The present plate was printed under the supervision of Alois Auer, the inventor of the nature printing process, at the Vienna state press. Constantin Freiherr von Ettingshausen, an Austrian botanist, palaeontologist and mineralogist, was a keen supporter of nature printing and published a number of other works using the process. Pokorny worked with von Ettingshausen to improve the quality of nature printing and worked as a teacher and lecturer at various establishments in Vienna, lecturing on phytogeography at the university from 1857-1868.
In Auer’s method, which can only be used with objects with tolerably flat surfaces, the object is placed between a plate of steel and another of lead, both of which are smooth, and polished. They are then drawn through a pair of rollers under considerable pressure. When the plates are separated, it is found that a perfect impression of the object has been made in the leaden plate. This may be used directly as an engraved plate, but only if a very few impressions are wanted, for it is too soft to resist the action of printing presses for practical purposes. For larger numbers of images, a facsimile to be used as the printing plate is made in copper by the electrotype process. In an era before photography and photogravures became commonplace, nature printing provided precise reproductions of three-dimensional physical objects, which were otherwise incredibly time-consuming.
By rolling several colors on the copper printing plate, Auer produced polychrome nature prints. Great astonishment was excited when Auer presented the first proofs of nature printing, in February, 1853, through Anton Ritter von Perger, to the Zoologic-Botanical Society, in Vienna. These prints appeared very true to nature and were printed in their true colors from the gravure plate. Several excellent works on botany were produced at the Government Printing Office by this method. (Eder)
Nature printing allowed for true scientific precision because an exact impression of the plant was used to create the plates. To the modern eye this plate has an almost photographic beauty to it. However, this achievement is almost certainly incidental as von Ettingshausen’s intention was to present a detailed anatomical portrait using the highly exacting method of nature printing.

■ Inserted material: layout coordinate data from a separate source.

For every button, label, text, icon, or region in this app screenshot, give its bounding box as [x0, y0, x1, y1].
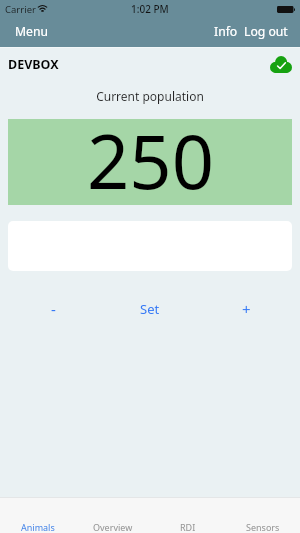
staticText: RDI — [180, 521, 196, 533]
staticText: Info — [214, 23, 238, 40]
button[interactable]: RDI — [150, 498, 225, 533]
button[interactable]: Menu — [0, 18, 58, 47]
button[interactable]: Sensors — [225, 498, 300, 533]
staticText: DEVBOX — [8, 56, 59, 73]
button[interactable]: Animals — [0, 498, 75, 533]
button[interactable]: Set — [101, 298, 198, 320]
staticText: - — [51, 299, 56, 319]
staticText: Carrier — [5, 3, 36, 16]
button[interactable]: Overview — [75, 498, 150, 533]
button[interactable]: - — [5, 298, 101, 320]
staticText: Log out — [244, 23, 288, 40]
button[interactable]: Log out — [241, 18, 300, 47]
staticText: Overview — [93, 521, 133, 533]
button[interactable]: Info — [211, 18, 241, 47]
button[interactable]: Sync status: synced — [270, 56, 292, 73]
staticText: Menu — [15, 23, 48, 40]
staticText: 1:02 PM — [131, 2, 169, 16]
staticText: Current population — [0, 88, 300, 104]
button[interactable]: + — [198, 298, 295, 320]
staticText: + — [242, 299, 251, 319]
staticText: Animals — [21, 521, 55, 533]
staticText: Set — [140, 300, 160, 318]
staticText: 250 — [87, 110, 214, 196]
staticText: Sensors — [246, 521, 280, 533]
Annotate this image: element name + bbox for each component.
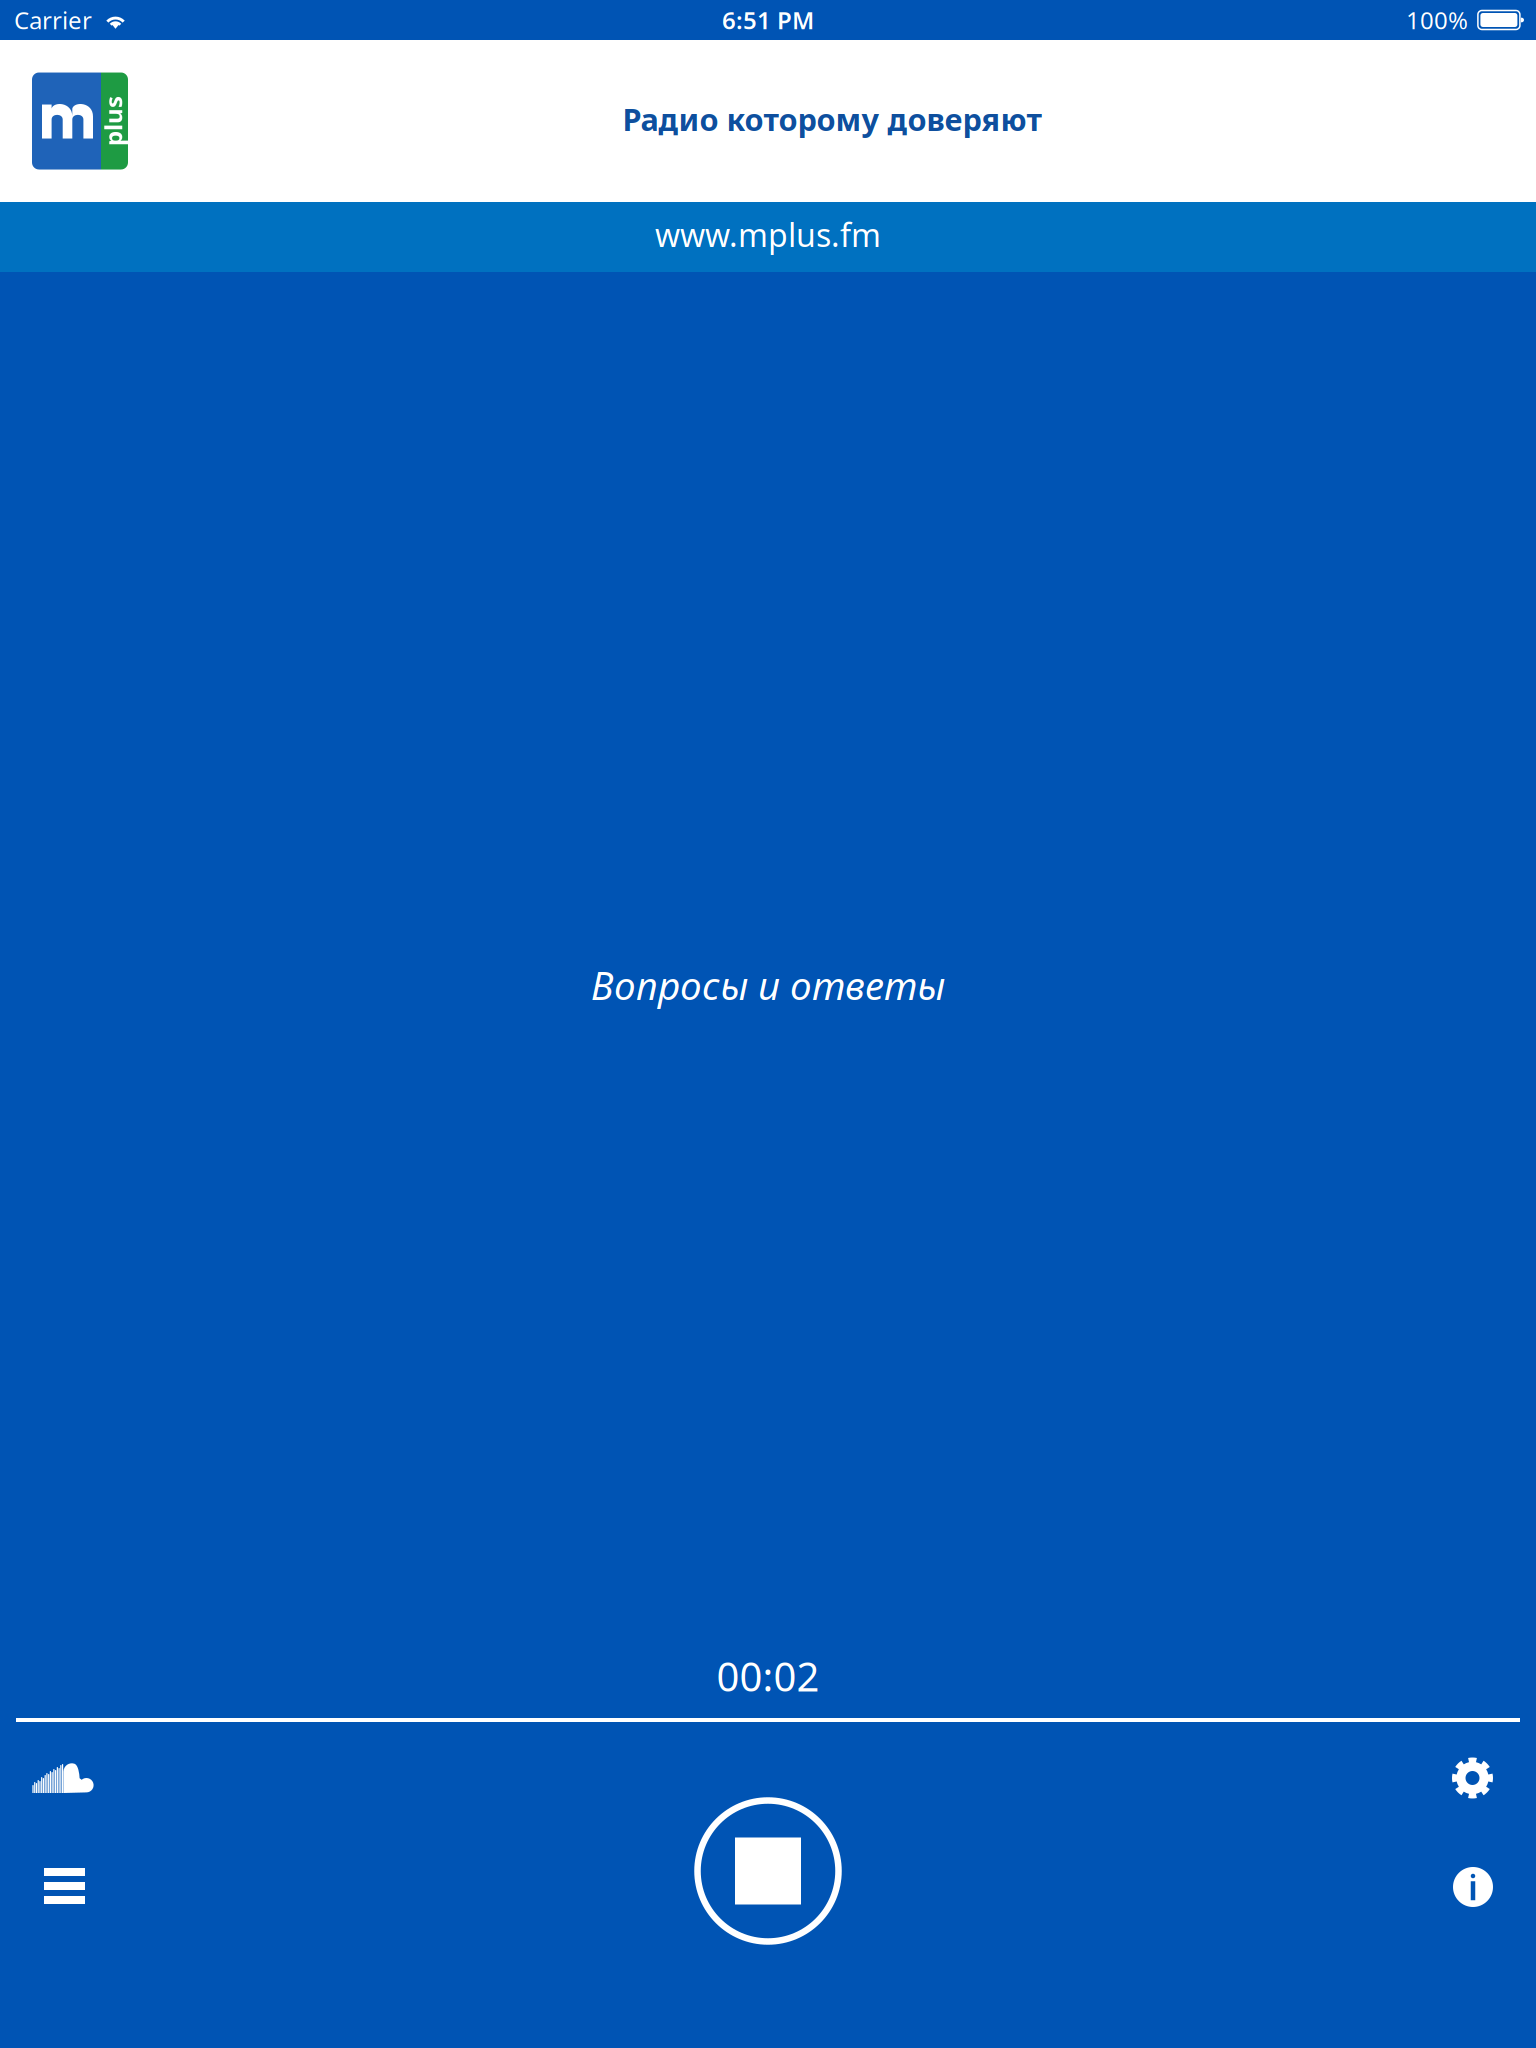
staticText: Carrier <box>14 4 92 36</box>
button[interactable]: www.mplus.fm <box>0 202 1536 272</box>
staticText: 00:02 <box>716 1649 820 1702</box>
staticText: 6:51 PM <box>722 4 814 36</box>
button[interactable]: Stop <box>688 1791 848 1951</box>
staticText: Радио которому доверяют <box>622 99 1042 139</box>
staticText: www.mplus.fm <box>655 213 881 256</box>
button[interactable]: mplus <box>0 72 128 170</box>
staticText: plus <box>88 105 138 137</box>
staticText: Вопросы и ответы <box>591 959 945 1011</box>
button[interactable]: Settings <box>1429 1750 1493 1806</box>
staticText: 100% <box>1406 4 1468 36</box>
button[interactable]: Info <box>1429 1865 1493 1909</box>
button[interactable]: SoundCloud <box>32 1750 128 1806</box>
button[interactable]: Menu <box>32 1861 140 1911</box>
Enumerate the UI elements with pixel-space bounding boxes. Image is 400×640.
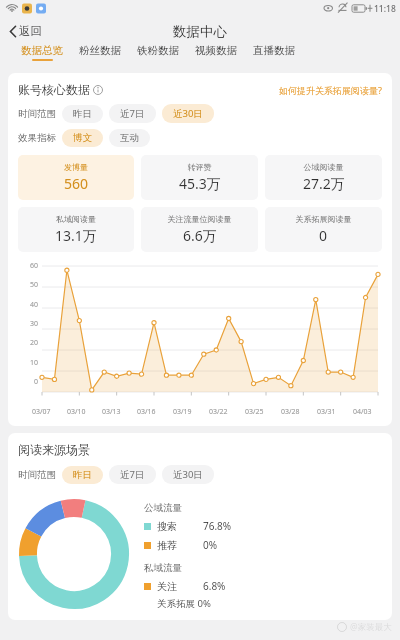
- button[interactable]: 近30日: [162, 104, 214, 123]
- staticText: 03/16: [137, 407, 156, 417]
- button[interactable]: 关系拓展阅读量: [265, 207, 382, 252]
- button[interactable]: 粉丝数据: [74, 44, 126, 59]
- staticText: 近30日: [173, 107, 203, 120]
- staticText: 27.2万: [303, 174, 345, 193]
- staticText: 私域流量: [144, 562, 182, 574]
- staticText: 视频数据: [195, 44, 237, 57]
- button[interactable]: 说明: [93, 85, 103, 95]
- button[interactable]: 博文: [62, 129, 103, 147]
- staticText: 30: [30, 319, 39, 329]
- staticText: 数据中心: [173, 23, 227, 40]
- staticText: 近7日: [120, 468, 145, 481]
- button[interactable]: 公域阅读量: [265, 155, 382, 200]
- staticText: 直播数据: [253, 44, 295, 57]
- staticText: 昨日: [73, 108, 92, 120]
- staticText: 关系拓展 0%: [157, 597, 211, 610]
- staticText: 0%: [203, 538, 218, 552]
- button[interactable]: 互动: [109, 129, 150, 147]
- staticText: 03/19: [173, 407, 192, 417]
- button[interactable]: 关注流量位阅读量: [141, 207, 258, 252]
- staticText: 10: [30, 358, 39, 368]
- staticText: 03/13: [102, 407, 121, 417]
- staticText: 时间范围: [18, 469, 56, 481]
- button[interactable]: 转评赞: [141, 155, 258, 200]
- staticText: @家装最大: [350, 621, 392, 633]
- staticText: 13.1万: [55, 226, 97, 245]
- staticText: 公域流量: [144, 502, 182, 514]
- button[interactable]: 近30日: [162, 465, 214, 484]
- staticText: 转评赞: [143, 162, 256, 172]
- button[interactable]: 近7日: [109, 465, 156, 484]
- staticText: 昨日: [73, 469, 92, 481]
- staticText: 互动: [120, 132, 139, 144]
- button[interactable]: 数据总览: [16, 44, 68, 61]
- staticText: 返回: [19, 24, 42, 38]
- button[interactable]: 昨日: [62, 105, 103, 123]
- staticText: 粉丝数据: [79, 44, 121, 57]
- staticText: 03/22: [209, 407, 228, 417]
- staticText: 03/31: [317, 407, 336, 417]
- staticText: 03/10: [67, 407, 86, 417]
- staticText: 关注流量位阅读量: [143, 214, 256, 224]
- staticText: 560: [64, 174, 89, 193]
- staticText: 私域阅读量: [20, 214, 132, 224]
- staticText: 公域阅读量: [267, 162, 380, 172]
- staticText: 03/28: [281, 407, 300, 417]
- button[interactable]: 直播数据: [248, 44, 300, 59]
- staticText: 近7日: [120, 107, 145, 120]
- staticText: 效果指标: [18, 132, 56, 144]
- staticText: 关系拓展阅读量: [267, 214, 380, 224]
- staticText: 铁粉数据: [137, 44, 179, 57]
- staticText: 11:18: [374, 3, 396, 15]
- staticText: 时间范围: [18, 108, 56, 120]
- button[interactable]: 如何提升关系拓展阅读量?: [279, 84, 382, 96]
- staticText: 博文: [73, 132, 92, 144]
- staticText: 近30日: [173, 468, 203, 481]
- staticText: 40: [30, 300, 39, 310]
- staticText: 04/03: [353, 407, 372, 417]
- button[interactable]: 私域阅读量: [18, 207, 134, 252]
- staticText: 6.6万: [183, 226, 217, 245]
- staticText: 发博量: [20, 162, 132, 172]
- staticText: 0: [319, 226, 328, 245]
- staticText: 关注: [157, 580, 177, 593]
- staticText: 20: [30, 338, 39, 348]
- staticText: 76.8%: [203, 519, 232, 533]
- staticText: 50: [30, 280, 39, 290]
- staticText: 6.8%: [203, 579, 226, 593]
- button[interactable]: 近7日: [109, 104, 156, 123]
- staticText: 推荐: [157, 539, 177, 552]
- button[interactable]: 视频数据: [190, 44, 242, 59]
- staticText: 搜索: [157, 520, 177, 533]
- button[interactable]: 昨日: [62, 466, 103, 484]
- staticText: 数据总览: [21, 44, 63, 57]
- staticText: 0: [34, 377, 39, 387]
- staticText: 60: [30, 261, 39, 271]
- staticText: 03/07: [32, 407, 51, 417]
- button[interactable]: 发博量: [18, 155, 134, 200]
- staticText: 45.3万: [179, 174, 221, 193]
- button[interactable]: 返回: [5, 21, 46, 41]
- staticText: 账号核心数据: [18, 82, 90, 97]
- staticText: 03/25: [245, 407, 264, 417]
- staticText: 阅读来源场景: [18, 442, 90, 457]
- button[interactable]: 铁粉数据: [132, 44, 184, 59]
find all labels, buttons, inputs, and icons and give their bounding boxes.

John Lindley writes "Attempts were long since made to obtain Botanical portraits by printing from the plants themselves, flattened and otherwise prepared for the purpose… The process of the Imperial Printing Office at Vienna, to which the name of Nature-Printing has been happily applied… is a great improvement upon the old method, inasmuch as it represents not only general form with absolute accuracy, but also surface, hairs, veins, and other minutiae of superficial structure by which plants are known irrespective of the hidden details of their hidden organization. Moreover, an exact copy in copper of the part to be represented being employed by the printer, instead of so fragile an object as the plant itself, we obtain the means of multiplying copies to the same extent as in copperplate engraving; and hence the method becomes suitable for purposes of publication." (Preface of ‘The Ferns of Great Britain and Ireland… Edited by John Lindley… Nature-printed by Henry Bradbury’).
Eder, Josef M, and Edward Epstean. History of Photography, by Josef Maria Eder. Translated by Edward Epstean. New York: Columbia University Press, 1945.